Alrosa starts drilling at flooded Mir pipe

The closed open-pit at the Mir mine in the city of Mirny, Yakutia. (Image courtesy of Alrosa).

The world’s top diamond producer by output, Alrosa (MCX: ALRS), announced that it has started test drilling at the Mir kimberlite pipe with the goal of figuring out how feasible it is to reopen this diamond deposit.

Located in the city of Mirny, in the eastern Russian region of Yakutia, the mine was shuttered in August 2017 due to flooding.

However, Alrosa has been pledging to reopen it and is investing approximately $32.4 million to explore the deposit. In detail, experts from the company’s Vilyui Exploration Expedition will start studies at the depth of 1,200 – 1,600 metres below the surface. This will help define more precisely the pipe’s dimensions, its position, diamond quality and grades, as well as geological conditions and hydrogeology.

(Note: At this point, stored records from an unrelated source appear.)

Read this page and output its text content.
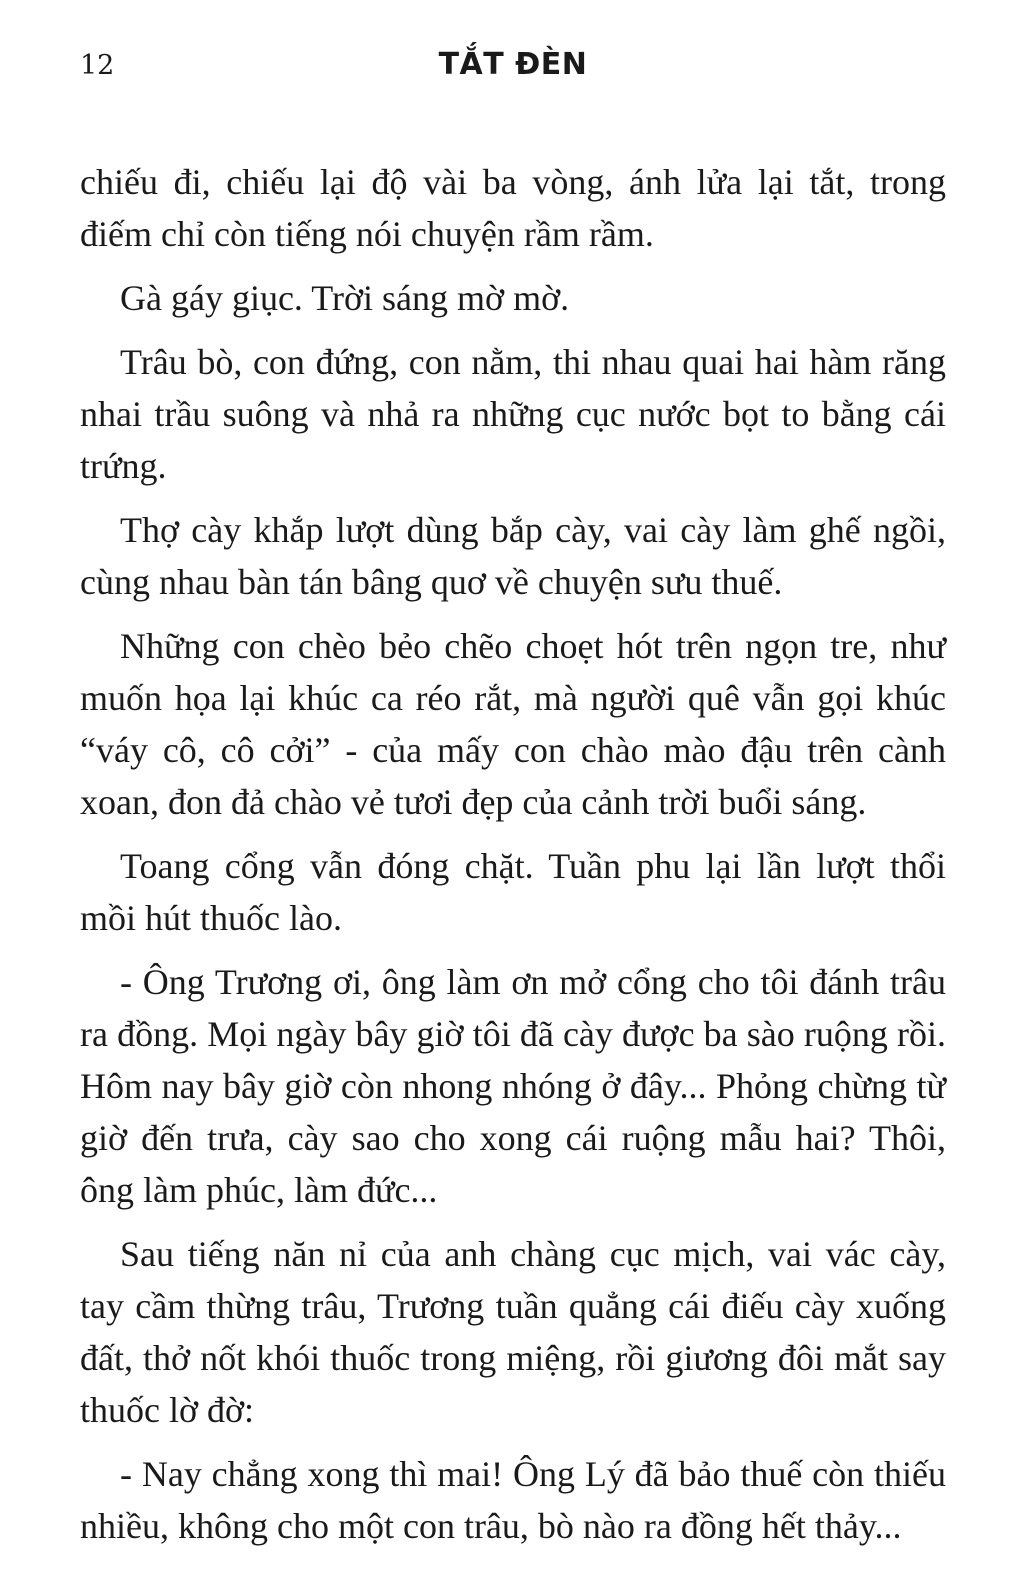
12	TẮT ĐÈN

chiếu đi, chiếu lại độ vài ba vòng, ánh lửa lại tắt, trong điếm chỉ còn tiếng nói chuyện rầm rầm.

Gà gáy giục. Trời sáng mờ mờ.

Trâu bò, con đứng, con nằm, thi nhau quai hai hàm răng nhai trầu suông và nhả ra những cục nước bọt to bằng cái trứng.

Thợ cày khắp lượt dùng bắp cày, vai cày làm ghế ngồi, cùng nhau bàn tán bâng quơ về chuyện sưu thuế.

Những con chèo bẻo chẽo choẹt hót trên ngọn tre, như muốn họa lại khúc ca réo rắt, mà người quê vẫn gọi khúc “váy cô, cô cởi” - của mấy con chào mào đậu trên cành xoan, đon đả chào vẻ tươi đẹp của cảnh trời buổi sáng.

Toang cổng vẫn đóng chặt. Tuần phu lại lần lượt thổi mồi hút thuốc lào.

- Ông Trương ơi, ông làm ơn mở cổng cho tôi đánh trâu ra đồng. Mọi ngày bây giờ tôi đã cày được ba sào ruộng rồi. Hôm nay bây giờ còn nhong nhóng ở đây... Phỏng chừng từ giờ đến trưa, cày sao cho xong cái ruộng mẫu hai? Thôi, ông làm phúc, làm đức...

Sau tiếng năn nỉ của anh chàng cục mịch, vai vác cày, tay cầm thừng trâu, Trương tuần quẳng cái điếu cày xuống đất, thở nốt khói thuốc trong miệng, rồi giương đôi mắt say thuốc lờ đờ:

- Nay chẳng xong thì mai! Ông Lý đã bảo thuế còn thiếu nhiều, không cho một con trâu, bò nào ra đồng hết thảy...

Alrosa said that 15 separate branches drilled from one main shaft will provide unique geological information on the deeper part of the kimberlite pipe. Another two vertical wells will provide data for the design of the future mine structure

“The bulk of drilling will be performed by VPT-NEFTEMASH LLC. This contractor, defined by a tender, has a record of successful construction of deep and ultra-deep prospecting and production wells for major oil and gas producers,” Sergey Khvostik, head of the Vilyui Exploration Expedition, said in a media statement. “It possesses state-of-the-art technologies for controlled-angle drilling and has its own facilities in Mirny and Lensk districts of Yakutia. The Yakutniproalmaz institute will analyze all the information to prepare a feasibility study and a reserve estimate report.”

According to Khvostik, the report is expected in 2022.

The executive also said that a decision to restart the mine will depend on positive economics of the project provided that the highest level of industrial safety both at the construction and mining stages will be achieved. 

“If both conditions are met, a reconstruction of the mine may start no earlier than 2024. Preliminary estimates show that these works will take another 6-8 years,” Khvostik said.